忘れないうちに、残しておきます。
父と母。
2人の娘(私達姉妹)もそれぞれ結婚し、
実家から程近い距離に住まいを構え、4人の孫にも囲まれています。
66歳の父は定年後3年は嘱託として継続勤務し、
やっと母とゆっくりとセカンドライフを楽しもうとしていた矢先。
母の病はじわじわ。そして時には駆け足で、蝕んでいく。
父は受け入れ、母を見守りながら「それでも幸せ」と言って私たち姉妹に心配かけぬように
明るく過ごしてきました。
そんな父の心と身体が悲鳴を上げました。
2014年4月20日
「目が見えない」
突然の父の訴え。
妹夫妻の判断で休日であったため、近くの総合病院の救急外来を診察。
「脳梗塞の疑い」「激しい不整脈」
という症状により、精密検査を3日後に行うことになり一時帰宅。
母は大好きで大切な父を心配しました。
2014年4月22日
翌々日に精密検査を控えた父は、「身体の痺れ」を訴え、
意識はしっかりあるものの大事をとって救急車にて搬送。
そのまま入院。
父は生死に関わる症状の病を抱えながらも、同じく病を抱える母を心配しました。
「とにかく母を一人にできない」という判断で妹一家が母と実家で過ごすことにしました。
・・・が。
不安や心細さ。大好きな父の入院。
母は想像に難しくなく、短時間でパニック状態に陥りました。
4歳と1歳の孫に暴言を吐き、
昼夜問わずうわごとを発し、
徘徊し、
涙を流し続ける・・・
たった2日。
次は妹家族が悲鳴を上げました。
母からしたら、目にいれても痛くない孫。
たった4歳と1歳の孫。
かわいい盛りの孫。
その孫に母の苛立ちと不安はすべて向いてしまいました。
そんな中。私は何をしていたかと言うと、
父の付き添い。
私の娘の世話。
幸い私の娘は小学生と保育園児ですから、娘たちがいない間に
母や妹ができない事に奔走していたわけです。
父にも母にも妹家族にも「時間がない」という壁と闘いながら、私は悩む暇なく
頭をフル稼働させて、最善を考えました。
と、そこで父の入院した病院の掲示物が目に入りました。
「地域医療連携室」「ソーシャルワーカーによる相談」
光が差しました。
幸い、母も診断を受けた病院。

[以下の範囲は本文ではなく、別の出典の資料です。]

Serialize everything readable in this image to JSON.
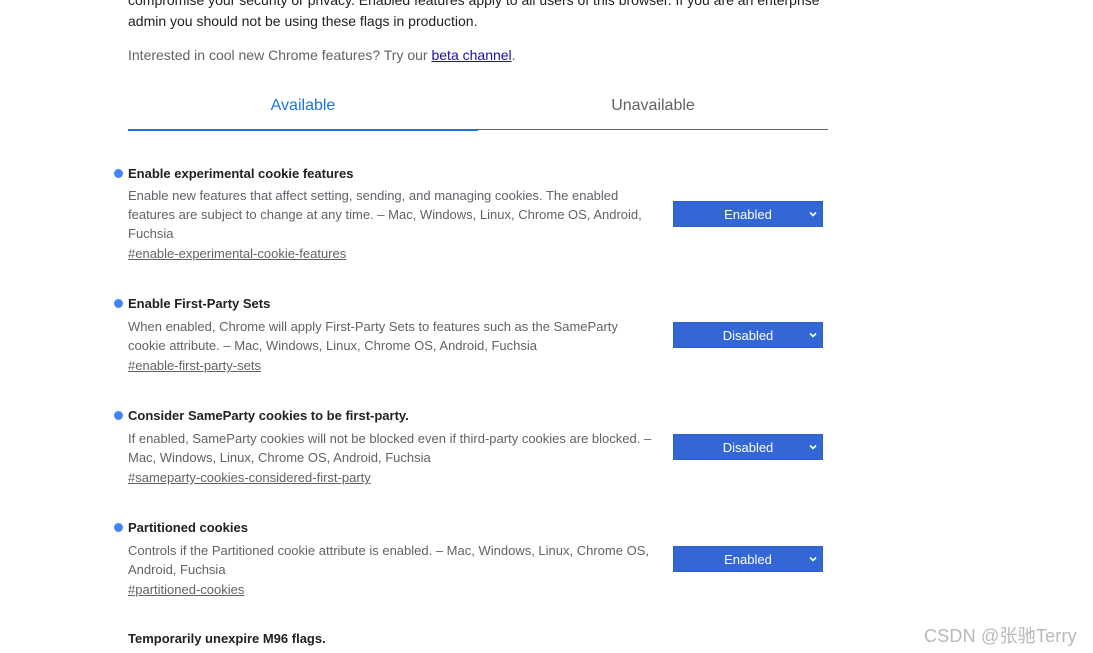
{
  "intro": {
    "warning_line1": "compromise your security or privacy. Enabled features apply to all users of this browser. If you are an enterprise",
    "warning_line2": "admin you should not be using these flags in production.",
    "beta_prefix": "Interested in cool new Chrome features? Try our ",
    "beta_link": "beta channel",
    "beta_suffix": "."
  },
  "tabs": [
    {
      "label": "Available",
      "active": true
    },
    {
      "label": "Unavailable",
      "active": false
    }
  ],
  "experiments": [
    {
      "name": "Enable experimental cookie features",
      "description": "Enable new features that affect setting, sending, and managing cookies. The enabled features are subject to change at any time. – Mac, Windows, Linux, Chrome OS, Android, Fuchsia",
      "link": "#enable-experimental-cookie-features",
      "value": "Enabled"
    },
    {
      "name": "Enable First-Party Sets",
      "description": "When enabled, Chrome will apply First-Party Sets to features such as the SameParty cookie attribute. – Mac, Windows, Linux, Chrome OS, Android, Fuchsia",
      "link": "#enable-first-party-sets",
      "value": "Disabled"
    },
    {
      "name": "Consider SameParty cookies to be first-party.",
      "description": "If enabled, SameParty cookies will not be blocked even if third-party cookies are blocked. – Mac, Windows, Linux, Chrome OS, Android, Fuchsia",
      "link": "#sameparty-cookies-considered-first-party",
      "value": "Disabled"
    },
    {
      "name": "Partitioned cookies",
      "description": "Controls if the Partitioned cookie attribute is enabled. – Mac, Windows, Linux, Chrome OS, Android, Fuchsia",
      "link": "#partitioned-cookies",
      "value": "Enabled"
    }
  ],
  "trailing_experiment": {
    "name": "Temporarily unexpire M96 flags."
  },
  "watermark": "CSDN @张驰Terry",
  "colors": {
    "accent": "#1a73e8",
    "select_bg": "#3367d6",
    "dot": "#4285f4"
  }
}
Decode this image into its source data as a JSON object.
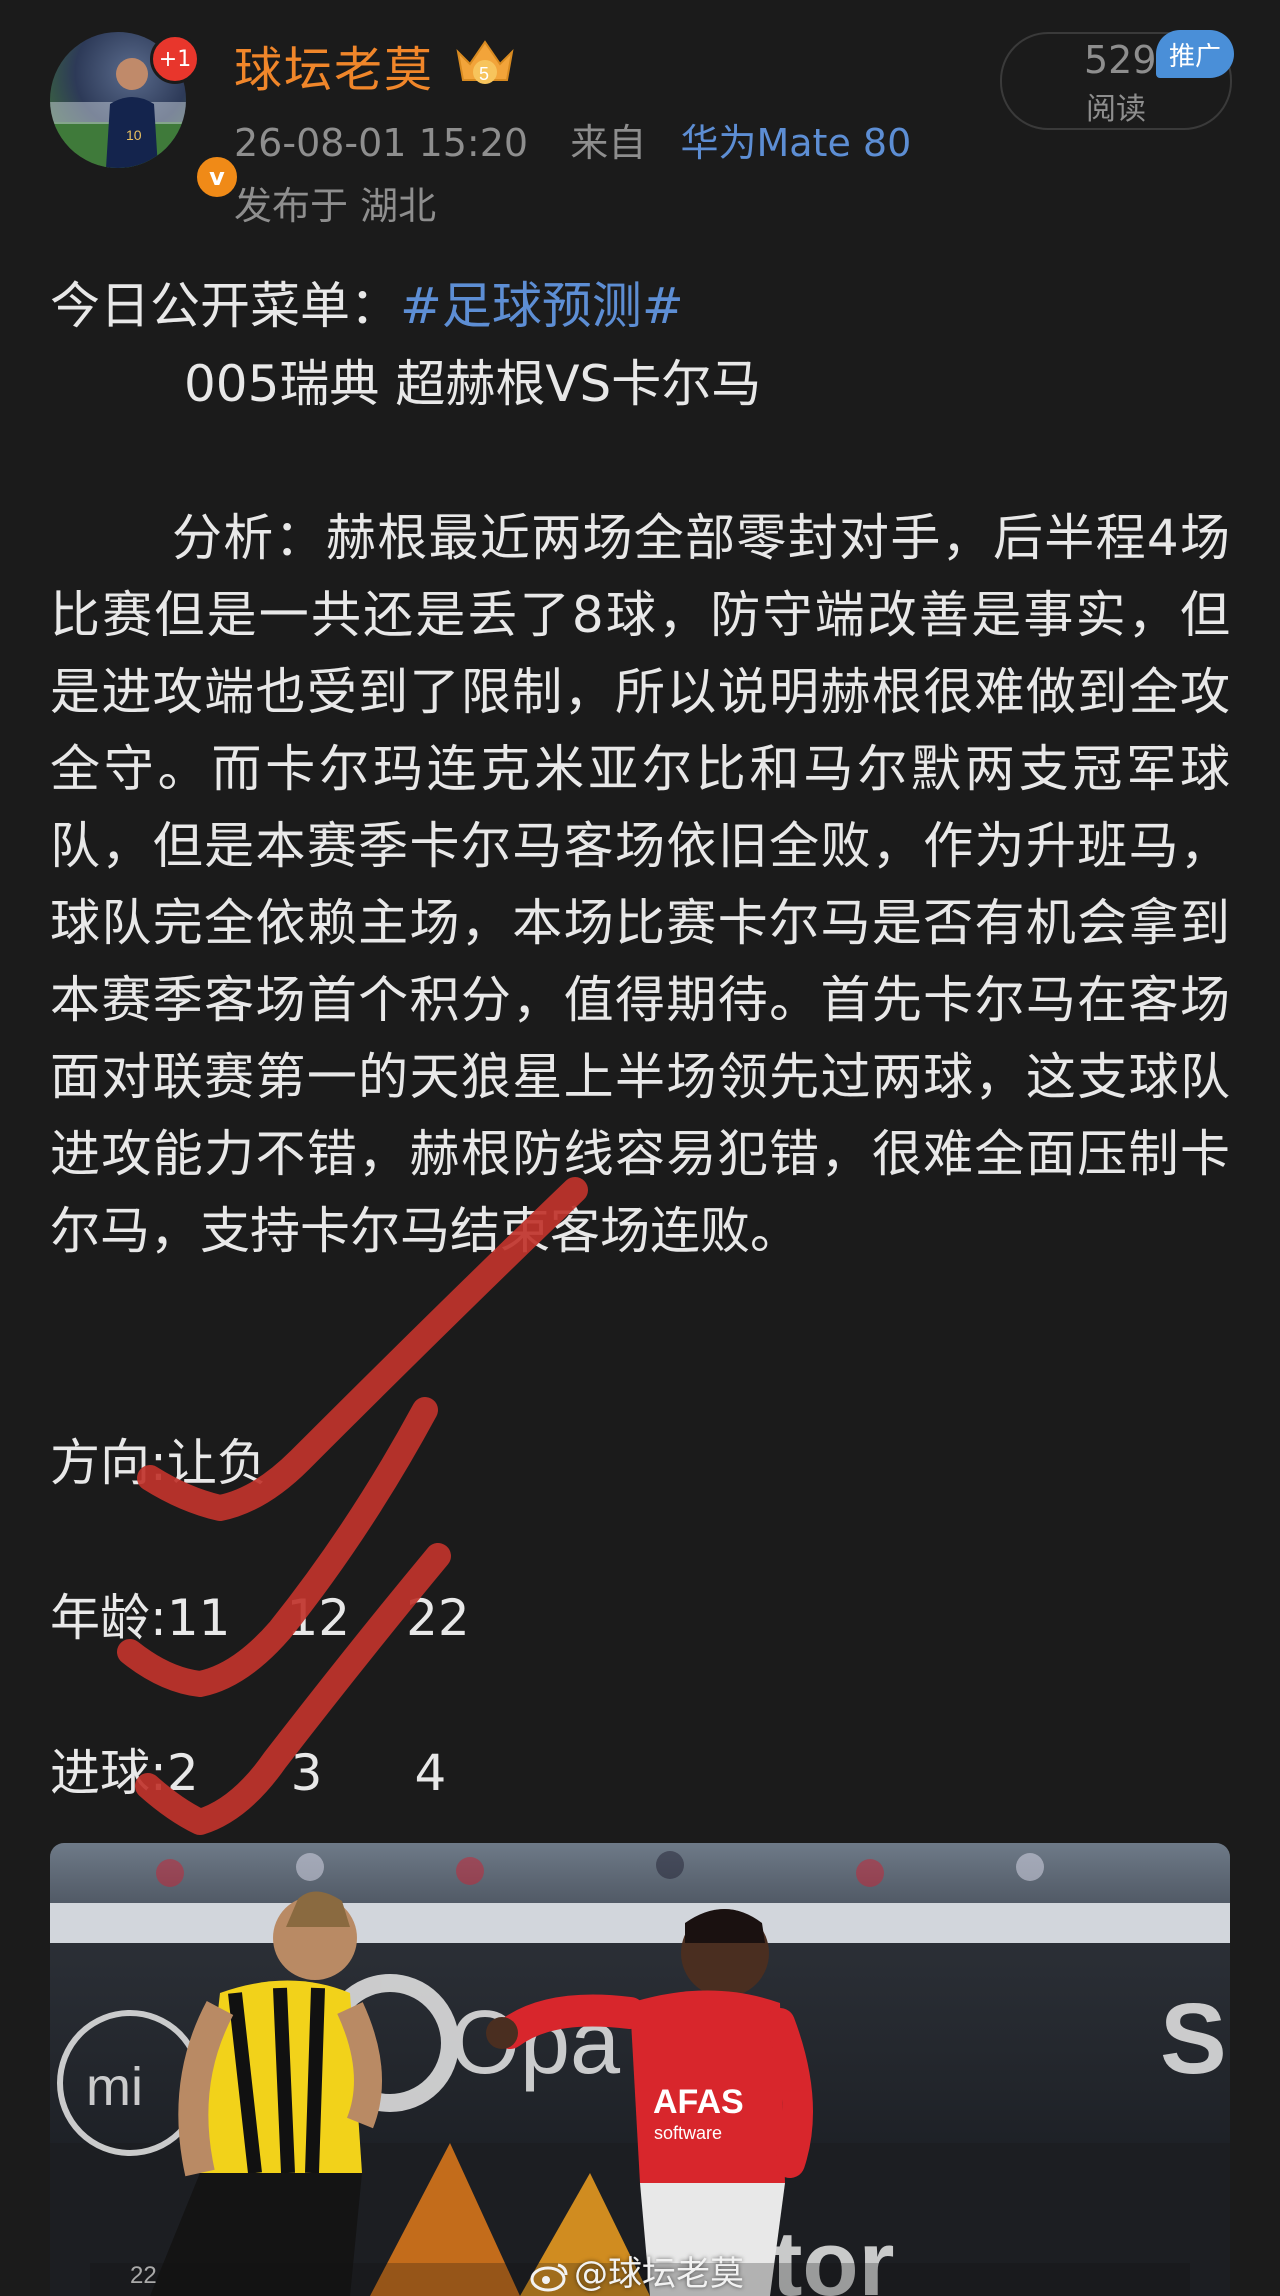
{
  "header": {
    "username": "球坛老莫",
    "notification_badge": "+1",
    "verified_badge": "v",
    "level_badge_number": "5",
    "timestamp": "26-08-01 15:20",
    "source_prefix": "来自",
    "device": "华为Mate 80",
    "location": "发布于 湖北",
    "reads_count": "529",
    "reads_label": "阅读",
    "promo_label": "推广"
  },
  "post": {
    "intro": "今日公开菜单：",
    "hashtag": "#足球预测#",
    "match": "005瑞典 超赫根VS卡尔马",
    "analysis": "分析：赫根最近两场全部零封对手，后半程4场比赛但是一共还是丢了8球，防守端改善是事实，但是进攻端也受到了限制，所以说明赫根很难做到全攻全守。而卡尔玛连克米亚尔比和马尔默两支冠军球队，但是本赛季卡尔马客场依旧全败，作为升班马，球队完全依赖主场，本场比赛卡尔马是否有机会拿到本赛季客场首个积分，值得期待。首先卡尔马在客场面对联赛第一的天狼星上半场领先过两球，这支球队进攻能力不错，赫根防线容易犯错，很难全面压制卡尔马，支持卡尔马结束客场连败。",
    "direction_label": "方向:",
    "direction_value": "让负",
    "age_label": "年龄:",
    "age_values": [
      "11",
      "12",
      "22"
    ],
    "goals_label": "进球:",
    "goals_values": [
      "2",
      "3",
      "4"
    ]
  },
  "photo": {
    "watermark": "@球坛老莫",
    "banner_texts": [
      "mi",
      "Opa",
      "AFAS Software",
      "nitor",
      "S"
    ],
    "player_numbers": [
      "22",
      "10"
    ]
  },
  "colors": {
    "background": "#1b1b1b",
    "username": "#f0862a",
    "link_blue": "#5d8ed4",
    "check_red": "#c0332b",
    "promo_blue": "#4a8fd8"
  }
}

父も現時点で入院している病院。
すがるように門をたたきました。
状況を理解していただき、父の主治医・母の主治医・ソーシャルワーカーさんのお力添えで
当日は無理でも翌日に最寄の認知症を専門として受け入れ可能な精神科病院の
診察予約と保護入院(救急指定病院)措置を根回しいただきました。
2014年4月25日
オットに仕事を休んでもらい、2人で妹一家と母が待機している実家へ向かい
惨状を目の当たりにしたオットと私は絶句。
荒れ果てた居間。
かたつむりのように布団にくるまり動こうとしない母
目はうつろで涙を流したままの母
おびえた表情で妹の背後たたずむ4歳の姪っ子
妹の腕の中で泣き続ける1歳の姪っ子
疲れ果て、正気を感じない無表情の妹・・・
「時間がない」
うずくまる母をオットと2人かかりで車に乗せ、
前日に手配していただいた精神科へ搬送。
そのまま入院。
母にはすべての出来事が理解できておらず。
ただおとなしく病室へ 病院スタッフとともに姿を消しました。
私は、母への安堵と行く末の不安と恐怖と何とも言えない感情で
これまで我慢していた何かがはじけた音が頭の奥でした気がしました。
移動の車の中で、初めてオットの前で涙を流しました。
オットは否定も肯定もせず、ただ車を走らせ、
涙が乾く間も泣く父の待つ病院へ向かいました。
そのオットの黙った姿勢が何とも頼りになり、
これから迎える沢山の出来事をオットの助けを借りつつ乗り越えたいと強く思えました。
きっと母が父の事を頼りにして大好きであることと同じ。
私もオットを頼りにして大好きであることと同じ。
おかあさん。
貴女が記憶すべてを失っても、おかあさんが示してきた家族のありかたを
私は受け継いで生きます。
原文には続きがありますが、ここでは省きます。